Landing pages and CRO
Webflow - the practical guide.
Webflow is a browser-based website design and hosting tool, launched in 2013, that lets you build responsive websites without writing code. It occupies a niche between drag-and-drop site builders like Squarespace and Wix, and full-stack development. Marketers often choose it for its visual development environment, offering granular control over design and interactions, which is a major step up from template-driven builders. It appeals to those who need custom designs and animations without the overhead of a developer for every change. It’s also popular for its clean code output, which is SEO-friendly and performant.
What Webflow does
Webflow’s core function is its visual canvas, where you design your site directly in the browser. You drag and drop elements, applying styles and interactions with a comprehensive properties panel. This allows for precise control over typography, layouts, animations, and responsive breakpoints, far beyond what traditional CMS like WordPress offer without custom coding. You can build entire sites, from static landing pages to complex CMS-driven content hubs, all within this visual interface, seeing changes in real-time across devices.

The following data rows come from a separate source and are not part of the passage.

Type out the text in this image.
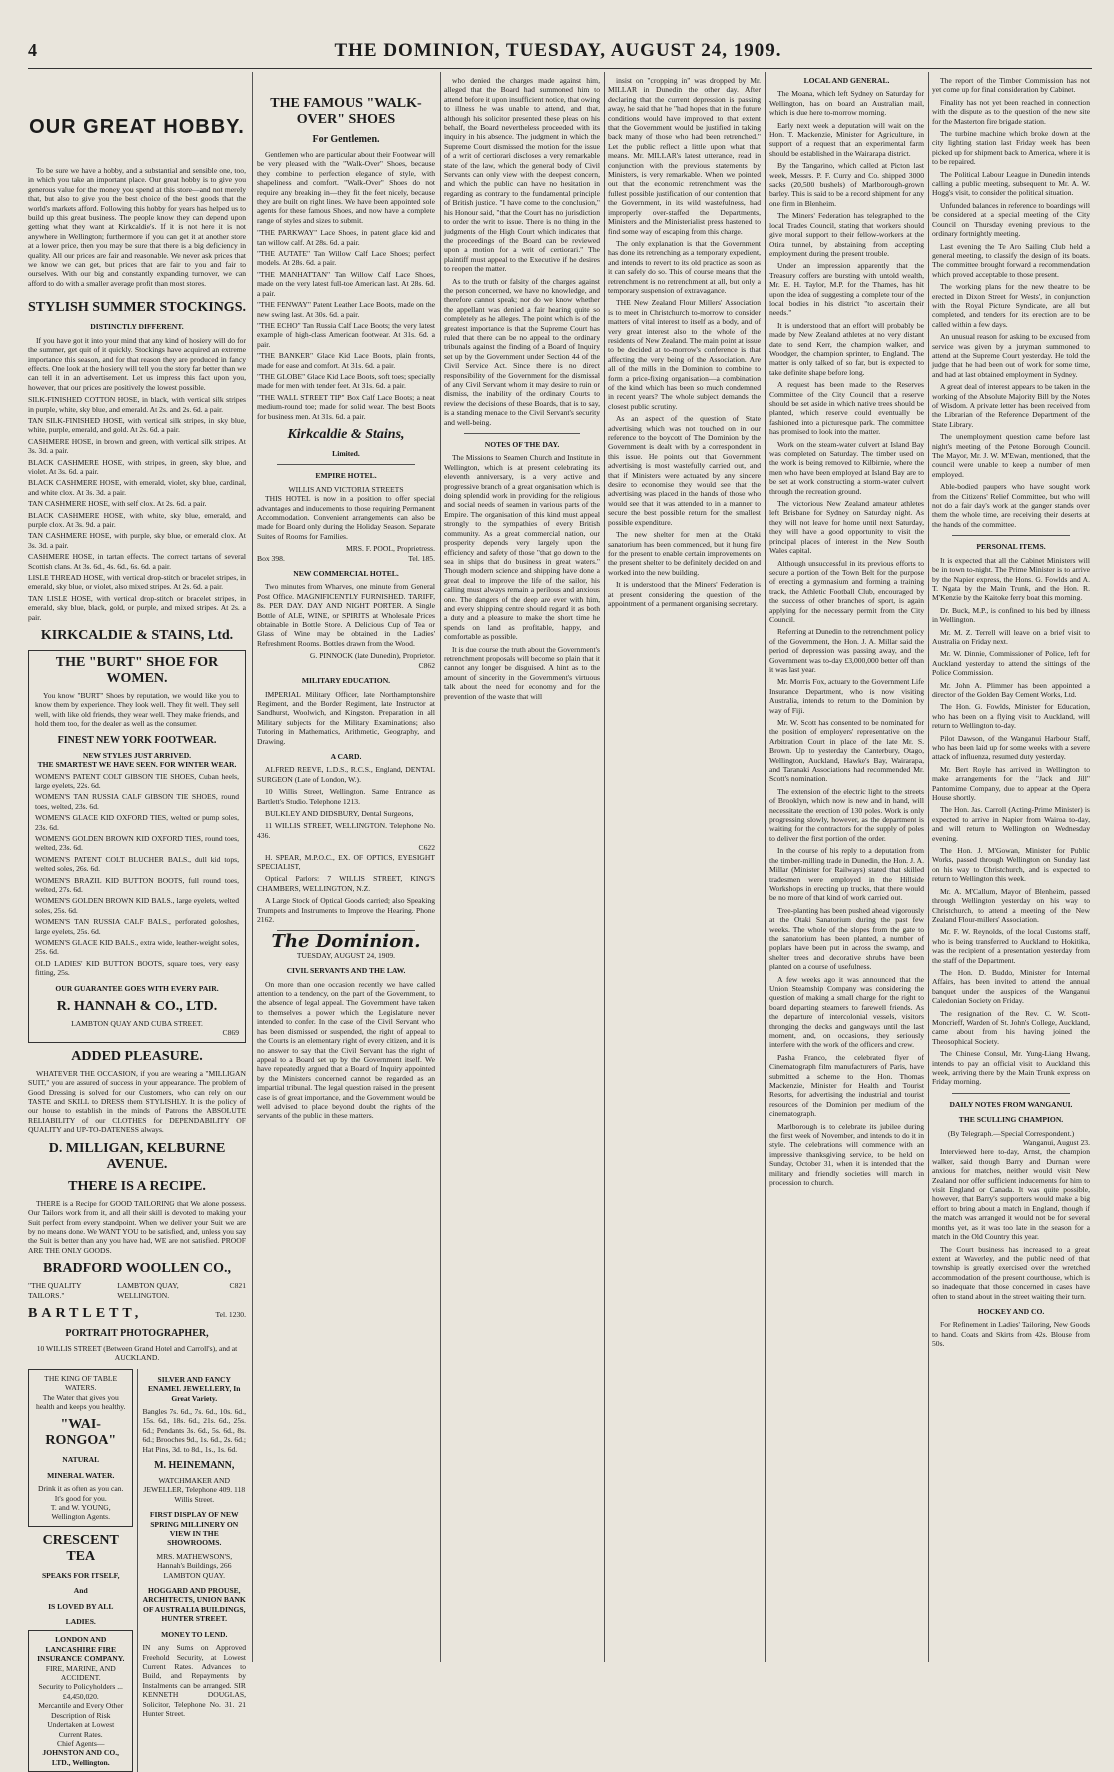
4	THE DOMINION, TUESDAY, AUGUST 24, 1909.
OUR GREAT HOBBY.

To be sure we have a hobby, and a substantial and sensible one, too, in which you take an important place. Our great hobby is to give you generous value for the money you spend at this store—and not merely that, but also to give you the best choice of the best goods that the world's markets afford. Following this hobby for years has helped us to build up this great business. The people know they can depend upon getting what they want at Kirkcaldie's. If it is not here it is not anywhere in Wellington; furthermore if you can get it at another store at a lower price, then you may be sure that there is a big deficiency in quality. All our prices are fair and reasonable. We never ask prices that we know we can get, but prices that are fair to you and fair to ourselves. With our big and constantly expanding turnover, we can afford to do with a smaller average profit than most stores.

STYLISH SUMMER STOCKINGS.
DISTINCTLY DIFFERENT.

If you have got it into your mind that any kind of hosiery will do for the summer, get quit of it quickly. Stockings have acquired an extreme importance this season, and for that reason they are produced in fancy effects. One look at the hosiery will tell you the story far better than we can tell it in an advertisement. Let us impress this fact upon you, however, that our prices are positively the lowest possible.

SILK-FINISHED COTTON HOSE, in black, with vertical silk stripes in purple, white, sky blue, and emerald. At 2s. and 2s. 6d. a pair.

TAN SILK-FINISHED HOSE, with vertical silk stripes, in sky blue, white, purple, emerald, and gold. At 2s. 6d. a pair.

CASHMERE HOSE, in brown and green, with vertical silk stripes. At 3s. 3d. a pair.

BLACK CASHMERE HOSE, with stripes, in green, sky blue, and violet. At 3s. 6d. a pair.

BLACK CASHMERE HOSE, with emerald, violet, sky blue, cardinal, and white clox. At 3s. 3d. a pair.

TAN CASHMERE HOSE, with self clox. At 2s. 6d. a pair.

BLACK CASHMERE HOSE, with white, sky blue, emerald, and purple clox. At 3s. 9d. a pair.

TAN CASHMERE HOSE, with purple, sky blue, or emerald clox. At 3s. 3d. a pair.

CASHMERE HOSE, in tartan effects. The correct tartans of several Scottish clans. At 3s. 6d., 4s. 6d., 6s. 6d. a pair.

LISLE THREAD HOSE, with vertical drop-stitch or bracelet stripes, in emerald, sky blue, or violet, also mixed stripes. At 2s. 6d. a pair.

TAN LISLE HOSE, with vertical drop-stitch or bracelet stripes, in emerald, sky blue, black, gold, or purple, and mixed stripes. At 2s. a pair.

KIRKCALDIE & STAINS, Ltd.
THE "BURT" SHOE FOR WOMEN.

You know "BURT" Shoes by reputation, we would like you to know them by experience. They look well. They fit well. They sell well, with like old friends, they wear well. They make friends, and hold them too, for the dealer as well as the consumer.

FINEST NEW YORK FOOTWEAR.
NEW STYLES JUST ARRIVED.
THE SMARTEST WE HAVE SEEN. FOR WINTER WEAR.

WOMEN'S PATENT COLT GIBSON TIE SHOES, Cuban heels, large eyelets, 22s. 6d.

WOMEN'S TAN RUSSIA CALF GIBSON TIE SHOES, round toes, welted, 23s. 6d.

WOMEN'S GLACE KID OXFORD TIES, welted or pump soles, 23s. 6d.

WOMEN'S GOLDEN BROWN KID OXFORD TIES, round toes, welted, 23s. 6d.

WOMEN'S PATENT COLT BLUCHER BALS., dull kid tops, welted soles, 26s. 6d.

WOMEN'S BRAZIL KID BUTTON BOOTS, full round toes, welted, 27s. 6d.

WOMEN'S GOLDEN BROWN KID BALS., large eyelets, welted soles, 25s. 6d.

WOMEN'S TAN RUSSIA CALF BALS., perforated goloshes, large eyelets, 25s. 6d.

WOMEN'S GLACE KID BALS., extra wide, leather-weight soles, 25s. 6d.

OLD LADIES' KID BUTTON BOOTS, square toes, very easy fitting, 25s.

OUR GUARANTEE GOES WITH EVERY PAIR.
R. HANNAH & CO., LTD.
LAMBTON QUAY AND CUBA STREET.
C869
ADDED PLEASURE.

WHATEVER THE OCCASION, if you are wearing a "MILLIGAN SUIT," you are assured of success in your appearance. The problem of Good Dressing is solved for our Customers, who can rely on our TASTE and SKILL to DRESS them STYLISHLY. It is the policy of our house to establish in the minds of Patrons the ABSOLUTE RELIABILITY of our CLOTHES for DEPENDABILITY OF QUALITY and UP-TO-DATENESS always.

D. MILLIGAN, KELBURNE AVENUE.
THERE IS A RECIPE.

THERE is a Recipe for GOOD TAILORING that We alone possess. Our Tailors work from it, and all their skill is devoted to making your Suit perfect from every standpoint. When we deliver your Suit we are by no means done. We WANT YOU to be satisfied, and, unless you say the Suit is better than any you have had, WE are not satisfied. PROOF ARE THE ONLY GOODS.

BRADFORD WOOLLEN CO.,
"THE QUALITY TAILORS."
LAMBTON QUAY, WELLINGTON.
C821
BARTLETT,	Tel. 1230.
PORTRAIT PHOTOGRAPHER,
10 WILLIS STREET (Between Grand Hotel and Carroll's), and at AUCKLAND.
THE KING OF TABLE WATERS.
The Water that gives you health and keeps you healthy.
"WAI-RONGOA"
NATURAL
MINERAL WATER.
Drink it as often as you can. It's good for you.
T. and W. YOUNG, Wellington Agents.
CRESCENT TEA
SPEAKS FOR ITSELF,
And
IS LOVED BY ALL
LADIES.
LONDON AND LANCASHIRE FIRE INSURANCE COMPANY.
FIRE, MARINE, AND ACCIDENT.
Security to Policyholders ... £4,450,020.
Mercantile and Every Other Description of Risk Undertaken at Lowest Current Rates.
Chief Agents—
JOHNSTON AND CO., LTD., Wellington.
SILVER AND FANCY ENAMEL JEWELLERY, In Great Variety.

Bangles 7s. 6d., 7s. 6d., 10s. 6d., 15s. 6d., 18s. 6d., 21s. 6d., 25s. 6d.; Pendants 3s. 6d., 5s. 6d., 8s. 6d.; Brooches 9d., 1s. 6d., 2s. 6d.; Hat Pins, 3d. to 8d., 1s., 1s. 6d.

M. HEINEMANN,
WATCHMAKER AND JEWELLER, Telephone 409. 118 Willis Street.
FIRST DISPLAY OF NEW SPRING MILLINERY ON VIEW IN THE SHOWROOMS.
MRS. MATHEWSON'S, Hannah's Buildings, 266 LAMBTON QUAY.
HOGGARD AND PROUSE, ARCHITECTS, UNION BANK OF AUSTRALIA BUILDINGS, HUNTER STREET.
MONEY TO LEND.

IN any Sums on Approved Freehold Security, at Lowest Current Rates. Advances to Build, and Repayments by Instalments can be arranged. SIR KENNETH DOUGLAS, Solicitor, Telephone No. 31. 21 Hunter Street.

THE FAMOUS "WALK-OVER" SHOES
For Gentlemen.

Gentlemen who are particular about their Footwear will be very pleased with the "Walk-Over" Shoes, because they combine to perfection elegance of style, with shapeliness and comfort. "Walk-Over" Shoes do not require any breaking in—they fit the feet nicely, because they are built on right lines. We have been appointed sole agents for these famous Shoes, and now have a complete range of styles and sizes to submit.

"THE PARKWAY" Lace Shoes, in patent glace kid and tan willow calf. At 28s. 6d. a pair.

"THE AUTATE" Tan Willow Calf Lace Shoes; perfect models. At 28s. 6d. a pair.

"THE MANHATTAN" Tan Willow Calf Lace Shoes, made on the very latest full-toe American last. At 28s. 6d. a pair.

"THE FENWAY" Patent Leather Lace Boots, made on the new swing last. At 30s. 6d. a pair.

"THE ECHO" Tan Russia Calf Lace Boots; the very latest example of high-class American footwear. At 31s. 6d. a pair.

"THE BANKER" Glace Kid Lace Boots, plain fronts, made for ease and comfort. At 31s. 6d. a pair.

"THE GLOBE" Glace Kid Lace Boots, soft toes; specially made for men with tender feet. At 31s. 6d. a pair.

"THE WALL STREET TIP" Box Calf Lace Boots; a neat medium-round toe; made for solid wear. The best Boots for business men. At 31s. 6d. a pair.

Kirkcaldie & Stains,
Limited.
EMPIRE HOTEL.
WILLIS AND VICTORIA STREETS

THIS HOTEL is now in a position to offer special advantages and inducements to those requiring Permanent Accommodation. Convenient arrangements can also be made for Board only during the Holiday Season. Separate Suites of Rooms for Families.

MRS. F. POOL, Proprietress.
Box 398.	Tel. 185.
NEW COMMERCIAL HOTEL.

Two minutes from Wharves, one minute from General Post Office. MAGNIFICENTLY FURNISHED. TARIFF, 8s. PER DAY. DAY AND NIGHT PORTER. A Single Bottle of ALE, WINE, or SPIRITS at Wholesale Prices obtainable in Bottle Store. A Delicious Cup of Tea or Glass of Wine may be obtained in the Ladies' Refreshment Rooms. Bottles drawn from the Wood.

G. PINNOCK (late Dunedin), Proprietor.
C862
MILITARY EDUCATION.

IMPERIAL Military Officer, late Northamptonshire Regiment, and the Border Regiment, late Instructor at Sandhurst, Woolwich, and Kingston. Preparation in all Military subjects for the Military Examinations; also Tutoring in Mathematics, Arithmetic, Geography, and Drawing.

A CARD.

ALFRED REEVE, L.D.S., R.C.S., England, DENTAL SURGEON (Late of London, W.).

10 Willis Street, Wellington. Same Entrance as Bartlett's Studio. Telephone 1213.

BULKLEY AND DIDSBURY, Dental Surgeons,

11 WILLIS STREET, WELLINGTON. Telephone No. 436.

C622

H. SPEAR, M.P.O.C., EX. OF OPTICS, EYESIGHT SPECIALIST,

Optical Parlors: 7 WILLIS STREET, KING'S CHAMBERS, WELLINGTON, N.Z.

A Large Stock of Optical Goods carried; also Speaking Trumpets and Instruments to Improve the Hearing. Phone 2162.

The Dominion.
TUESDAY, AUGUST 24, 1909.
CIVIL SERVANTS AND THE LAW.

On more than one occasion recently we have called attention to a tendency, on the part of the Government, to the absence of legal appeal. The Government have taken to themselves a power which the Legislature never intended to confer. In the case of the Civil Servant who has been dismissed or suspended, the right of appeal to the Courts is an elementary right of every citizen, and it is no answer to say that the Civil Servant has the right of appeal to a Board set up by the Government itself. We have repeatedly argued that a Board of Inquiry appointed by the Ministers concerned cannot be regarded as an impartial tribunal. The legal question raised in the present case is of great importance, and the Government would be well advised to place beyond doubt the rights of the servants of the public in these matters.

who denied the charges made against him, alleged that the Board had summoned him to attend before it upon insufficient notice, that owing to illness he was unable to attend, and that, although his solicitor presented these pleas on his behalf, the Board nevertheless proceeded with its inquiry in his absence. The judgment in which the Supreme Court dismissed the motion for the issue of a writ of certiorari discloses a very remarkable state of the law, which the general body of Civil Servants can only view with the deepest concern, and which the public can have no hesitation in regarding as contrary to the fundamental principle of British justice. "I have come to the conclusion," his Honour said, "that the Court has no jurisdiction to order the writ to issue. There is no thing in the judgments of the High Court which indicates that the proceedings of the Board can be reviewed upon a motion for a writ of certiorari." The plaintiff must appeal to the Executive if he desires to reopen the matter.

As to the truth or falsity of the charges against the person concerned, we have no knowledge, and therefore cannot speak; nor do we know whether the appellant was denied a fair hearing quite so completely as he alleges. The point which is of the greatest importance is that the Supreme Court has ruled that there can be no appeal to the ordinary tribunals against the finding of a Board of Inquiry set up by the Government under Section 44 of the Civil Service Act. Since there is no direct responsibility of the Government for the dismissal of any Civil Servant whom it may desire to ruin or dismiss, the inability of the ordinary Courts to review the decisions of these Boards, that is to say, is a standing menace to the Civil Servant's security and well-being.

NOTES OF THE DAY.

The Missions to Seamen Church and Institute in Wellington, which is at present celebrating its eleventh anniversary, is a very active and progressive branch of a great organisation which is doing splendid work in providing for the religious and social needs of seamen in various parts of the Empire. The organisation of this kind must appeal strongly to the sympathies of every British community. As a great commercial nation, our prosperity depends very largely upon the efficiency and safety of those "that go down to the sea in ships that do business in great waters." Though modern science and shipping have done a great deal to improve the life of the sailor, his calling must always remain a perilous and anxious one. The dangers of the deep are ever with him, and every shipping centre should regard it as both a duty and a pleasure to make the short time he spends on land as profitable, happy, and comfortable as possible.

It is due course the truth about the Government's retrenchment proposals will become so plain that it cannot any longer be disguised. A hint as to the amount of sincerity in the Government's virtuous talk about the need for economy and for the prevention of the waste that will

insist on "cropping in" was dropped by Mr. MILLAR in Dunedin the other day. After declaring that the current depression is passing away, he said that he "had hopes that in the future conditions would have improved to that extent that the Government would be justified in taking back many of those who had been retrenched." Let the public reflect a little upon what that means. Mr. MILLAR's latest utterance, read in conjunction with the previous statements by Ministers, is very remarkable. When we pointed out that the economic retrenchment was the fullest possible justification of our contention that the Government, in its wild wastefulness, had improperly over-staffed the Departments, Ministers and the Ministerialist press hastened to find some way of escaping from this charge.

The only explanation is that the Government has done its retrenching as a temporary expedient, and intends to revert to its old practice as soon as it can safely do so. This of course means that the retrenchment is no retrenchment at all, but only a temporary suspension of extravagance.

THE New Zealand Flour Millers' Association is to meet in Christchurch to-morrow to consider matters of vital interest to itself as a body, and of very great interest also to the whole of the residents of New Zealand. The main point at issue to be decided at to-morrow's conference is that affecting the very being of the Association. Are all of the mills in the Dominion to combine to form a price-fixing organisation—a combination of the kind which has been so much condemned in recent years? The whole subject demands the closest public scrutiny.

As an aspect of the question of State advertising which was not touched on in our reference to the boycott of The Dominion by the Government is dealt with by a correspondent in this issue. He points out that Government advertising is most wastefully carried out, and that if Ministers were actuated by any sincere desire to economise they would see that the advertising was placed in the hands of those who would see that it was attended to in a manner to secure the best possible return for the smallest possible expenditure.

The new shelter for men at the Otaki sanatorium has been commenced, but it hung fire for the present to enable certain improvements on the present shelter to be definitely decided on and worked into the new building.

It is understood that the Miners' Federation is at present considering the question of the appointment of a permanent organising secretary.

LOCAL AND GENERAL.

The Moana, which left Sydney on Saturday for Wellington, has on board an Australian mail, which is due here to-morrow morning.

Early next week a deputation will wait on the Hon. T. Mackenzie, Minister for Agriculture, in support of a request that an experimental farm should be established in the Wairarapa district.

By the Tangarino, which called at Picton last week, Messrs. P. F. Curry and Co. shipped 3000 sacks (20,500 bushels) of Marlborough-grown barley. This is said to be a record shipment for any one firm in Blenheim.

The Miners' Federation has telegraphed to the local Trades Council, stating that workers should give moral support to their fellow-workers at the Otira tunnel, by abstaining from accepting employment during the present trouble.

Under an impression apparently that the Treasury coffers are bursting with untold wealth, Mr. E. H. Taylor, M.P. for the Thames, has hit upon the idea of suggesting a complete tour of the local bodies in his district "to ascertain their needs."

It is understood that an effort will probably be made by New Zealand athletes at no very distant date to send Kerr, the champion walker, and Woodger, the champion sprinter, to England. The matter is only talked of so far, but is expected to take definite shape before long.

A request has been made to the Reserves Committee of the City Council that a reserve should be set aside in which native trees should be planted, which reserve could eventually be fashioned into a picturesque park. The committee has promised to look into the matter.

Work on the steam-water culvert at Island Bay was completed on Saturday. The timber used on the work is being removed to Kilbirnie, where the men who have been employed at Island Bay are to be set at work constructing a storm-water culvert through the recreation ground.

The victorious New Zealand amateur athletes left Brisbane for Sydney on Saturday night. As they will not leave for home until next Saturday, they will have a good opportunity to visit the principal places of interest in the New South Wales capital.

Although unsuccessful in its previous efforts to secure a portion of the Town Belt for the purpose of erecting a gymnasium and forming a training track, the Athletic Football Club, encouraged by the success of other branches of sport, is again applying for the necessary permit from the City Council.

Referring at Dunedin to the retrenchment policy of the Government, the Hon. J. A. Millar said the period of depression was passing away, and the Government was to-day £3,000,000 better off than it was last year.

Mr. Morris Fox, actuary to the Government Life Insurance Department, who is now visiting Australia, intends to return to the Dominion by way of Fiji.

Mr. W. Scott has consented to be nominated for the position of employers' representative on the Arbitration Court in place of the late Mr. S. Brown. Up to yesterday the Canterbury, Otago, Wellington, Auckland, Hawke's Bay, Wairarapa, and Taranaki Associations had recommended Mr. Scott's nomination.

The extension of the electric light to the streets of Brooklyn, which now is new and in hand, will necessitate the erection of 130 poles. Work is only progressing slowly, however, as the department is waiting for the contractors for the supply of poles to deliver the first portion of the order.

In the course of his reply to a deputation from the timber-milling trade in Dunedin, the Hon. J. A. Millar (Minister for Railways) stated that skilled tradesmen were employed in the Hillside Workshops in erecting up trucks, that there would be no more of that kind of work carried out.

Tree-planting has been pushed ahead vigorously at the Otaki Sanatorium during the past few weeks. The whole of the slopes from the gate to the sanatorium has been planted, a number of poplars have been put in across the swamp, and shelter trees and decorative shrubs have been planted on a course of usefulness.

A few weeks ago it was announced that the Union Steamship Company was considering the question of making a small charge for the right to board departing steamers to farewell friends. As the departure of intercolonial vessels, visitors thronging the decks and gangways until the last moment, and, on occasions, they seriously interfere with the work of the officers and crew.

Pasha Franco, the celebrated flyer of Cinematograph film manufacturers of Paris, have submitted a scheme to the Hon. Thomas Mackenzie, Minister for Health and Tourist Resorts, for advertising the industrial and tourist resources of the Dominion per medium of the cinematograph.

Marlborough is to celebrate its jubilee during the first week of November, and intends to do it in style. The celebrations will commence with an impressive thanksgiving service, to be held on Sunday, October 31, when it is intended that the military and friendly societies will march in procession to church.

The report of the Timber Commission has not yet come up for final consideration by Cabinet.

Finality has not yet been reached in connection with the dispute as to the question of the new site for the Masterton fire brigade station.

The turbine machine which broke down at the city lighting station last Friday week has been picked up for shipment back to America, where it is to be repaired.

The Political Labour League in Dunedin intends calling a public meeting, subsequent to Mr. A. W. Hogg's visit, to consider the political situation.

Unfunded balances in reference to boardings will be considered at a special meeting of the City Council on Thursday evening previous to the ordinary fortnightly meeting.

Last evening the Te Aro Sailing Club held a general meeting, to classify the design of its boats. The committee brought forward a recommendation which proved acceptable to those present.

The working plans for the new theatre to be erected in Dixon Street for Wests', in conjunction with the Royal Picture Syndicate, are all but completed, and tenders for its erection are to be called within a few days.

An unusual reason for asking to be excused from service was given by a juryman summoned to attend at the Supreme Court yesterday. He told the judge that he had been out of work for some time, and had at last obtained employment in Sydney.

A great deal of interest appears to be taken in the working of the Absolute Majority Bill by the Notes of Wisdom. A private letter has been received from the Librarian of the Reference Department of the State Library.

The unemployment question came before last night's meeting of the Petone Borough Council. The Mayor, Mr. J. W. M'Ewan, mentioned, that the council were unable to keep a number of men employed.

Able-bodied paupers who have sought work from the Citizens' Relief Committee, but who will not do a fair day's work at the ganger stands over them the whole time, are receiving their deserts at the hands of the committee.

PERSONAL ITEMS.

It is expected that all the Cabinet Ministers will be in town to-night. The Prime Minister is to arrive by the Napier express, the Hons. G. Fowlds and A. T. Ngata by the Main Trunk, and the Hon. R. M'Kenzie by the Kaitoke ferry boat this morning.

Dr. Buck, M.P., is confined to his bed by illness in Wellington.

Mr. M. Z. Terrell will leave on a brief visit to Australia on Friday next.

Mr. W. Dinnie, Commissioner of Police, left for Auckland yesterday to attend the sittings of the Police Commission.

Mr. John A. Plimmer has been appointed a director of the Golden Bay Cement Works, Ltd.

The Hon. G. Fowlds, Minister for Education, who has been on a flying visit to Auckland, will return to Wellington to-day.

Pilot Dawson, of the Wanganui Harbour Staff, who has been laid up for some weeks with a severe attack of influenza, resumed duty yesterday.

Mr. Bert Royle has arrived in Wellington to make arrangements for the "Jack and Jill" Pantomime Company, due to appear at the Opera House shortly.

The Hon. Jas. Carroll (Acting-Prime Minister) is expected to arrive in Napier from Wairoa to-day, and will return to Wellington on Wednesday evening.

The Hon. J. M'Gowan, Minister for Public Works, passed through Wellington on Sunday last on his way to Christchurch, and is expected to return to Wellington this week.

Mr. A. M'Callum, Mayor of Blenheim, passed through Wellington yesterday on his way to Christchurch, to attend a meeting of the New Zealand Flour-millers' Association.

Mr. F. W. Reynolds, of the local Customs staff, who is being transferred to Auckland to Hokitika, was the recipient of a presentation yesterday from the staff of the Department.

The Hon. D. Buddo, Minister for Internal Affairs, has been invited to attend the annual banquet under the auspices of the Wanganui Caledonian Society on Friday.

The resignation of the Rev. C. W. Scott-Moncrieff, Warden of St. John's College, Auckland, came about from his having joined the Theosophical Society.

The Chinese Consul, Mr. Yung-Liang Hwang, intends to pay an official visit to Auckland this week, arriving there by the Main Trunk express on Friday morning.

DAILY NOTES FROM WANGANUI.
THE SCULLING CHAMPION.
(By Telegraph.—Special Correspondent.)
Wanganui, August 23.

Interviewed here to-day, Arnst, the champion walker, said though Barry and Durnan were anxious for matches, neither would visit New Zealand nor offer sufficient inducements for him to visit England or Canada. It was quite possible, however, that Barry's supporters would make a big effort to bring about a match in England, though if the match was arranged it would not be for several months yet, as it was too late in the season for a match in the Old Country this year.

The Court business has increased to a great extent at Waverley, and the public need of that township is greatly exercised over the wretched accommodation of the present courthouse, which is so inadequate that those concerned in cases have often to stand about in the street waiting their turn.

HOCKEY AND CO.

For Refinement in Ladies' Tailoring, New Goods to hand. Coats and Skirts from 42s. Blouse from 50s.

Content management in Webflow is handled via its CMS collection system. You define custom fields for different content types - blog posts, team members, products - and then populate them. This content is dynamically linked to your designs, so a single design template can display many different pieces of content. This separates content from presentation, making updates straightforward. It eliminates the need for database management or plugin maintenance associated with other CMS platforms.
For e-commerce, Webflow provides a built-in solution to create online stores. You can design custom product pages, checkout flows, and manage inventory directly within the platform. It integrates with payment gateways like Stripe and PayPal, allowing for secure transactions. This means marketers can build and manage a fully branded online store without needing separate e-commerce platforms like Shopify, keeping the entire marketing site and store within one ecosystem.
Who it's for
Webflow is primarily for marketing teams, freelancers, and agencies who need to build visually rich, custom websites without deep coding knowledge. It’s ideal for those who are frustrated by the limitations of template-based builders but don’t have immediate access to front-end developers. Companies needing bespoke landing pages, campaign microsites, or entire corporate websites with precise branding and animation requirements will find it a strong fit. It scales well for small to medium-sized businesses and marketing agencies managing multiple client sites.
Pricing, in rough terms
Webflow’s pricing is split into two main categories: Site plans and Workspace plans. Site plans start with Basic at $14/month (billed annually) for simple sites, CMS at $23/month for sites needing a database, and Business at $39/month for higher traffic. E-commerce plans start at $29/month. Workspace plans for teams start at Core at $19/user/month for up to 3 seats, and Growth at $49/user/month for larger teams with custom code access. There’s a free starter plan to build and test sites with a webflow.io subdomain, but you need a paid plan for custom domains and more features.
When Webflow is the right fit
Webflow is an excellent choice when you need a highly custom, performant website with specific design requirements and animations that are difficult to achieve with off-the-shelf themes or page builders. If you value design control and independence from developers for routine updates, it’s a strong contender. It's not the right fit for simple brochure sites where a Squarespace or Wix template would suffice, nor is it for complex web applications needing robust backend logic—for those, consider a full-stack development team or platforms like Bubble. If your content strategy relies heavily on complex data interactions or user-generated content, you might outgrow Webflow's CMS limitations.
Watch-outs
The learning curve for Webflow can be steep, especially if you’re used to more simplistic drag-and-drop builders. Understanding its box model and responsive design principles requires a time investment. While it generates clean code, it’s not truly "code-free" if you want advanced functionality or integrations; you’ll still need to snippet in custom code. Hosting is exclusive to Webflow, so you can’t easily migrate your site to another provider’s server without rebuilding. Watch out for its somewhat opaque pricing model, where site plans and workspace plans combine, potentially escalating costs for larger teams and multiple sites. There is also no phone support, only email/forum.